From the HDT Archives: Official Launch Of FMCSA Next Week
Norman Mineta, Former Transportation Secretary and Infrastructure Champion, Dies
Norman Mineta, the former U.S. Secretary of Transportation who was key in the formation of a Federal Motor Carrier Safety Administration, died May 3 at age 90.

In 2006, Norm Mineta receives the Presidential Medal of Freedom from President George W. Bush.
Photo: George W. Bush Presidential Archives
Norman Mineta, the former U.S. Secretary of Transportation who recommended the elevation of truck safety by forming a Federal Motor Carrier Safety Administration, died May 3 at age 90.
As a Democratic congressman and later as a Cabinet member under Democratic and Republican presidents, Mineta was known for working across the aisle and for his knowledge of the policies and politics governing the country’s highways, railroads and airports.
Mineta, a first-generation Japanese-American who was held in an internment camp during World War II, was the first Asian-American to become a cabinet secretary.
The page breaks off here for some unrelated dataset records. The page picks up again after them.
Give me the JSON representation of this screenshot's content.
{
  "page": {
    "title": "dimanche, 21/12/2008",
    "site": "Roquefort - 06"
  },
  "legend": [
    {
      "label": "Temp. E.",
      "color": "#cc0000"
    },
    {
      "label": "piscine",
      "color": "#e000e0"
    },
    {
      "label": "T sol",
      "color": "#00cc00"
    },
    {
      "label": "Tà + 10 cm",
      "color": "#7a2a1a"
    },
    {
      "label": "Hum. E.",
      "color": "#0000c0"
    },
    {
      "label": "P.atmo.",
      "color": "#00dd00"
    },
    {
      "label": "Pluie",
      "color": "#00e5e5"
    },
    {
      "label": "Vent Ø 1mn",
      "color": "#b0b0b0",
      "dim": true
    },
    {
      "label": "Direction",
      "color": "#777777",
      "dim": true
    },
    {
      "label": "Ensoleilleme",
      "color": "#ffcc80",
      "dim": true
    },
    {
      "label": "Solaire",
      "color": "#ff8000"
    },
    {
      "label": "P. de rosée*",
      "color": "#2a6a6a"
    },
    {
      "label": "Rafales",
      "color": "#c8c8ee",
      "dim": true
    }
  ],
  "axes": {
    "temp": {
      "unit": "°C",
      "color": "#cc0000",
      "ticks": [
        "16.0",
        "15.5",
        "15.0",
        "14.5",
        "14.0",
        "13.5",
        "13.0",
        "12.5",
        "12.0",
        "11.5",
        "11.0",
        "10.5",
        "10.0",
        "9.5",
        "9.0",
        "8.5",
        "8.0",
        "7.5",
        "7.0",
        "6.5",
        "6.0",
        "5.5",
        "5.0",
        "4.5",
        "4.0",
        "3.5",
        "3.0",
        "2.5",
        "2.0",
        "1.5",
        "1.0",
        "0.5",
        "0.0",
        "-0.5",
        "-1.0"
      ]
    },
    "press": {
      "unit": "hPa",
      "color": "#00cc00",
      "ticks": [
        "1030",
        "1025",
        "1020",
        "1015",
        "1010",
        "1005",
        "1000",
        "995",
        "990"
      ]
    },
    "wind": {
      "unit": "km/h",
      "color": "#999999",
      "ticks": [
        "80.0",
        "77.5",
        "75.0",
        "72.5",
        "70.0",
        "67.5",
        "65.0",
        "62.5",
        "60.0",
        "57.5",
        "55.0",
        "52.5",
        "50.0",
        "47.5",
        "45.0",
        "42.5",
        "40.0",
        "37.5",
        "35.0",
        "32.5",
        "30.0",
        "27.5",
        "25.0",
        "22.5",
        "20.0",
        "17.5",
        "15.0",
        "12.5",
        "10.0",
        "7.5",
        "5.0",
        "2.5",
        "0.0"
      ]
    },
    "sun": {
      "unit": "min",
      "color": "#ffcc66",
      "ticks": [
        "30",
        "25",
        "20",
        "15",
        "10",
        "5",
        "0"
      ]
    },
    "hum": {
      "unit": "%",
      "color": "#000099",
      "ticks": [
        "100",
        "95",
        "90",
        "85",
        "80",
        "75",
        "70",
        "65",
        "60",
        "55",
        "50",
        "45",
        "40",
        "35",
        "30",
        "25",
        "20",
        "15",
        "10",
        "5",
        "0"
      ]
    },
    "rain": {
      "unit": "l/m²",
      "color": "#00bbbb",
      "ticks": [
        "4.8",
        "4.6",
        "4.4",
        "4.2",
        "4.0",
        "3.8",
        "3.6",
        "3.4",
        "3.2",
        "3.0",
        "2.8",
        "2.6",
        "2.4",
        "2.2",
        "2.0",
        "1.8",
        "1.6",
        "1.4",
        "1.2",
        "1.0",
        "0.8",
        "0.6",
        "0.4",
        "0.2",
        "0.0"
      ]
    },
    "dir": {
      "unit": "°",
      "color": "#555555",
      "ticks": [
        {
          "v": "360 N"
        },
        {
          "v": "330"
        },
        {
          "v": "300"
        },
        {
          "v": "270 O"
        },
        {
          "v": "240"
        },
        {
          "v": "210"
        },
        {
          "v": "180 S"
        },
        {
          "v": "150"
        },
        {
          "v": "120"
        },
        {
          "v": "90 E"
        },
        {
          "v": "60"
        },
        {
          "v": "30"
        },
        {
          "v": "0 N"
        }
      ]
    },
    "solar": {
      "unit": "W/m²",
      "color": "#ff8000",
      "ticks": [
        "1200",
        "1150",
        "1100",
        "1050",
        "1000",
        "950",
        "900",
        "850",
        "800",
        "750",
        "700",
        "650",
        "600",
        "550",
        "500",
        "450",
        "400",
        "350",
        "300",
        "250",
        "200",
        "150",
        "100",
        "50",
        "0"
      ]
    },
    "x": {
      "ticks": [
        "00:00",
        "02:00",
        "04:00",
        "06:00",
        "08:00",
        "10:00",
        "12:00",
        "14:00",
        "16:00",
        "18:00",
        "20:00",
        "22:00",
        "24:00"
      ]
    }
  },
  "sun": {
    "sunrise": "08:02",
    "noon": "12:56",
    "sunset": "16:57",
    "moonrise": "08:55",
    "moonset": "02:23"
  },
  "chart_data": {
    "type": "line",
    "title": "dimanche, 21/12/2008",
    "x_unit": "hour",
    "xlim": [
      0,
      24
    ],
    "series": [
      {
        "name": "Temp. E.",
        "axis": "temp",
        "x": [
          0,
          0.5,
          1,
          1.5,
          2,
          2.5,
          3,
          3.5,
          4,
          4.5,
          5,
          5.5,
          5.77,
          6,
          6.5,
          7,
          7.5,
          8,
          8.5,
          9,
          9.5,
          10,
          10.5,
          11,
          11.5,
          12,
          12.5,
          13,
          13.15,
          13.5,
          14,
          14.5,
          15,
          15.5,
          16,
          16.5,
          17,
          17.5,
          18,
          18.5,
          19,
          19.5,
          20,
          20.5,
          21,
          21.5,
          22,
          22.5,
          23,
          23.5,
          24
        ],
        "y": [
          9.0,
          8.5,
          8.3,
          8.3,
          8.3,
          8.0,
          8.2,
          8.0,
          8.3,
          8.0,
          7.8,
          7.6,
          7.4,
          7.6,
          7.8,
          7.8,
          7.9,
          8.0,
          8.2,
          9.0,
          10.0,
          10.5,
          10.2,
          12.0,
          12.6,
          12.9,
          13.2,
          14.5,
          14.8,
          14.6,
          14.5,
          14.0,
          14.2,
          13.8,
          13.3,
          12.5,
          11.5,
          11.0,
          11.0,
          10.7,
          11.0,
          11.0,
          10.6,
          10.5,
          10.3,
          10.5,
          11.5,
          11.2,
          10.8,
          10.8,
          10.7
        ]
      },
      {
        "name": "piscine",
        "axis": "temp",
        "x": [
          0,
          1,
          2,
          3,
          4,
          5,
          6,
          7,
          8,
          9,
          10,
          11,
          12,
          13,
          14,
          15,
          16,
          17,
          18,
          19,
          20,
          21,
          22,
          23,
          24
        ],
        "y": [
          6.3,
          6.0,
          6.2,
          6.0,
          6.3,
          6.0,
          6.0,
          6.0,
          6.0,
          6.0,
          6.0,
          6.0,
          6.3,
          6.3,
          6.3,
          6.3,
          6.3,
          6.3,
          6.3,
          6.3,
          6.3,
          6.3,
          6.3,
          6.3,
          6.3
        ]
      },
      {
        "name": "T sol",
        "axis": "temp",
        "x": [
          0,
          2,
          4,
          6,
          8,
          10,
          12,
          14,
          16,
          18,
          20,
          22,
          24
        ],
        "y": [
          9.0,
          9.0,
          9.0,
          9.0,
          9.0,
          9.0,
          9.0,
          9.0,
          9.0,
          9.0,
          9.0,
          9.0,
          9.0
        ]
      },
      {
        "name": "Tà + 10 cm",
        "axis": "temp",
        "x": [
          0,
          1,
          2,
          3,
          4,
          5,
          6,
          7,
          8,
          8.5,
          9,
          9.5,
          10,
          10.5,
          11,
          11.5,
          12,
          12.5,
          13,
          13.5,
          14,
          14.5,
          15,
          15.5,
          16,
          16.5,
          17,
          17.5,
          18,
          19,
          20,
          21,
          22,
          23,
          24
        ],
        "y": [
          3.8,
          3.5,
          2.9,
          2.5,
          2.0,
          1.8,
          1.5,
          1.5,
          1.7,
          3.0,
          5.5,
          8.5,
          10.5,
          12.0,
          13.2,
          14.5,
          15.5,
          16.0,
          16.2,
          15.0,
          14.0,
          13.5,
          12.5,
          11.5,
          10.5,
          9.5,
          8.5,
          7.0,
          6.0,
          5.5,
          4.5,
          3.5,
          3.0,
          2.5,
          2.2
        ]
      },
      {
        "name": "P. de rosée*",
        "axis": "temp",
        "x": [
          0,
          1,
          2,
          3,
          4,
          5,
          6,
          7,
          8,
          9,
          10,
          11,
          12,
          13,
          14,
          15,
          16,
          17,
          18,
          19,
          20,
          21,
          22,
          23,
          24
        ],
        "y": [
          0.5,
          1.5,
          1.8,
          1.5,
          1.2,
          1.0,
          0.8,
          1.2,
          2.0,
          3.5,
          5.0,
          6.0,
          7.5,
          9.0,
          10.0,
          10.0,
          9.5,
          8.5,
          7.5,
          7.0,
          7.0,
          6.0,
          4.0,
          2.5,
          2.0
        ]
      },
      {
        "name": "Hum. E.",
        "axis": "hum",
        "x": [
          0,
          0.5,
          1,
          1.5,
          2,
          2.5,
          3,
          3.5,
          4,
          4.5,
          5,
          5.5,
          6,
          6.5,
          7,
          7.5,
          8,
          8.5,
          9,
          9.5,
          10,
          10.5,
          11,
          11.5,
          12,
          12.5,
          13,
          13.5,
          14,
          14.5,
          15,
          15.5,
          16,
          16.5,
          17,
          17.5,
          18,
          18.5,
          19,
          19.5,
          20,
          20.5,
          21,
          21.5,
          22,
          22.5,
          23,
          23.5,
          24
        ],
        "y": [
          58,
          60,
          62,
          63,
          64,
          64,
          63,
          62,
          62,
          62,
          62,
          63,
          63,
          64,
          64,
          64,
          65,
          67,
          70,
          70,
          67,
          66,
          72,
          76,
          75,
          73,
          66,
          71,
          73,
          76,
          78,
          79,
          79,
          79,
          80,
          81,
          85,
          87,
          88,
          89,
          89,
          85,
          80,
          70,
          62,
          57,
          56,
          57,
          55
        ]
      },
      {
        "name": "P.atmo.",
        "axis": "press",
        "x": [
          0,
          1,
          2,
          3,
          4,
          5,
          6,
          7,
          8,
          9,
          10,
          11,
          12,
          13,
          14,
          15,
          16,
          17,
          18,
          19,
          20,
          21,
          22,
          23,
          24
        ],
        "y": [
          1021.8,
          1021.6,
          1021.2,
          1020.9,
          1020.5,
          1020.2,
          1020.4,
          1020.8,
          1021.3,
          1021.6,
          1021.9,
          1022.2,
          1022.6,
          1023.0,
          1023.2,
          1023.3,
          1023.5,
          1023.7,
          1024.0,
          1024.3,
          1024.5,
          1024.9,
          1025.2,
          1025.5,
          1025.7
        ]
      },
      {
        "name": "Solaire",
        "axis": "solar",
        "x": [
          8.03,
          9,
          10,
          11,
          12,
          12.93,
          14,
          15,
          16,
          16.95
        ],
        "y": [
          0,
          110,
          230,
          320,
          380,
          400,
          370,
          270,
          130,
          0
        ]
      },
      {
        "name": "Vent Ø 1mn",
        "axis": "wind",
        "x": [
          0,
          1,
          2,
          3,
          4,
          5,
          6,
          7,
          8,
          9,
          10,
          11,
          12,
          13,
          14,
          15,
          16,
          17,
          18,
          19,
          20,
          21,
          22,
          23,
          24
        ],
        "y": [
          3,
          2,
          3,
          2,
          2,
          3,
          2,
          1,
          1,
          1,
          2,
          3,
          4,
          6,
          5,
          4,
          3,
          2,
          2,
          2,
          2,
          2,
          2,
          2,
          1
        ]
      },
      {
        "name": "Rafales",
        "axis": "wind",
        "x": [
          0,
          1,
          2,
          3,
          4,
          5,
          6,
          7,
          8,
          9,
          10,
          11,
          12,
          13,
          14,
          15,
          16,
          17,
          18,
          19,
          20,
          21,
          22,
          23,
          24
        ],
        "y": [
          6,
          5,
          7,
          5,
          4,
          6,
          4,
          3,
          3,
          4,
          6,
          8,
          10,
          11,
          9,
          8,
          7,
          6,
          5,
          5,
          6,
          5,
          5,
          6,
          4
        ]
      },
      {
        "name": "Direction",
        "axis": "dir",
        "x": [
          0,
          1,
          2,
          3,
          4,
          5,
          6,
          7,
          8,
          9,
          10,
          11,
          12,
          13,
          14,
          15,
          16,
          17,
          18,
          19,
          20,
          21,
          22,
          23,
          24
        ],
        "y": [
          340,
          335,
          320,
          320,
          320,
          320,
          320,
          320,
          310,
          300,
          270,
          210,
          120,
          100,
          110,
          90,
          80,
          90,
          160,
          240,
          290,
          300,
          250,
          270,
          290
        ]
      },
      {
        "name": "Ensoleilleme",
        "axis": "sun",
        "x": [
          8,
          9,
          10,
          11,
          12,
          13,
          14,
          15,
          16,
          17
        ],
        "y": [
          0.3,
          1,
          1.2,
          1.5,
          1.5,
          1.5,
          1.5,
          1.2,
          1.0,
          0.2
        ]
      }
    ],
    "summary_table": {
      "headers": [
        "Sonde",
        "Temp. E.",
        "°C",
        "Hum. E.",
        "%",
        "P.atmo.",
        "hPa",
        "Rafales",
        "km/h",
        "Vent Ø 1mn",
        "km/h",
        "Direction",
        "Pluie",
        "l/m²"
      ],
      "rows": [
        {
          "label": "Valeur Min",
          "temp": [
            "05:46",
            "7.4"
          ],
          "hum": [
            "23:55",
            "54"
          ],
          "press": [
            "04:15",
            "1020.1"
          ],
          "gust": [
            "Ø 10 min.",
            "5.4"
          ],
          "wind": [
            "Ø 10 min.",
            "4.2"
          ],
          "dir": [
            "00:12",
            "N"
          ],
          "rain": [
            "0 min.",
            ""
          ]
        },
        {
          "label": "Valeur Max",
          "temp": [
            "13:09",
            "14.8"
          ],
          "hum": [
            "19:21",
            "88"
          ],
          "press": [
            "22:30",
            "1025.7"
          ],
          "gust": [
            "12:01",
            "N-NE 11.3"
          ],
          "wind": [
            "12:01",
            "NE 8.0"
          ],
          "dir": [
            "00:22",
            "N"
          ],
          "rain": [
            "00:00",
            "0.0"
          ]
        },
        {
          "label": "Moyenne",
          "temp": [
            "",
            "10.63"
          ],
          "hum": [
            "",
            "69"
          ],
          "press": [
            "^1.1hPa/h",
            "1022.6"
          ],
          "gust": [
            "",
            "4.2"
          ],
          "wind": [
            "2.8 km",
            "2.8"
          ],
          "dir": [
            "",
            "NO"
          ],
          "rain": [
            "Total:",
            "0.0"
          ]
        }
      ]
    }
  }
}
In the House of Representatives, he played a key role in crafting and passing the Intermodal Surface Transportation Efficiency Act. He was so passionate about transportation and infrastructure, in 1992, he turned down the chance to become Bill Clinton’s transportation secretary so he could chair the House transportation committee, where he thought he could have a more direct impact on policy. (He later was briefly the Commerce Secretary under Clinton before becoming Transportation Secretary under George W. Bush.)
“There is no such thing as a Democratic highway or a Republican bridge,” Mineta was known to say.
Shortly before he became the 14th secretary of transportation, the former congressman, tapped by Transportation Secretary Rodney Slater to evaluate the Department of Transportation's safety program, proposed in 1999 that safety and highways receive equal status at the DOT.
Mineta was Transportation Secretary from 2001 through 2006.
Among the general public, he may be best known for being Transportation Secretary during the 9/11/ terrorist attacks in 2001. After the second plane hit New York’s World Trade Center, Mineta took the unprecedented move of grounding every single plane in U.S. airspace — more than 4,600. In the following months, he headed the effort to start a new agency, the Transportation Security Administration.
Mineta’s name will soon adorn the U.S. Department of Transportation’s headquarters in Washington, D.C., alongside that of William T. Coleman Jr., who was the fourth Secretary of Transportation and the second African-American to serve in the U.S. Cabinet, whose name was put on the DOT in 2020.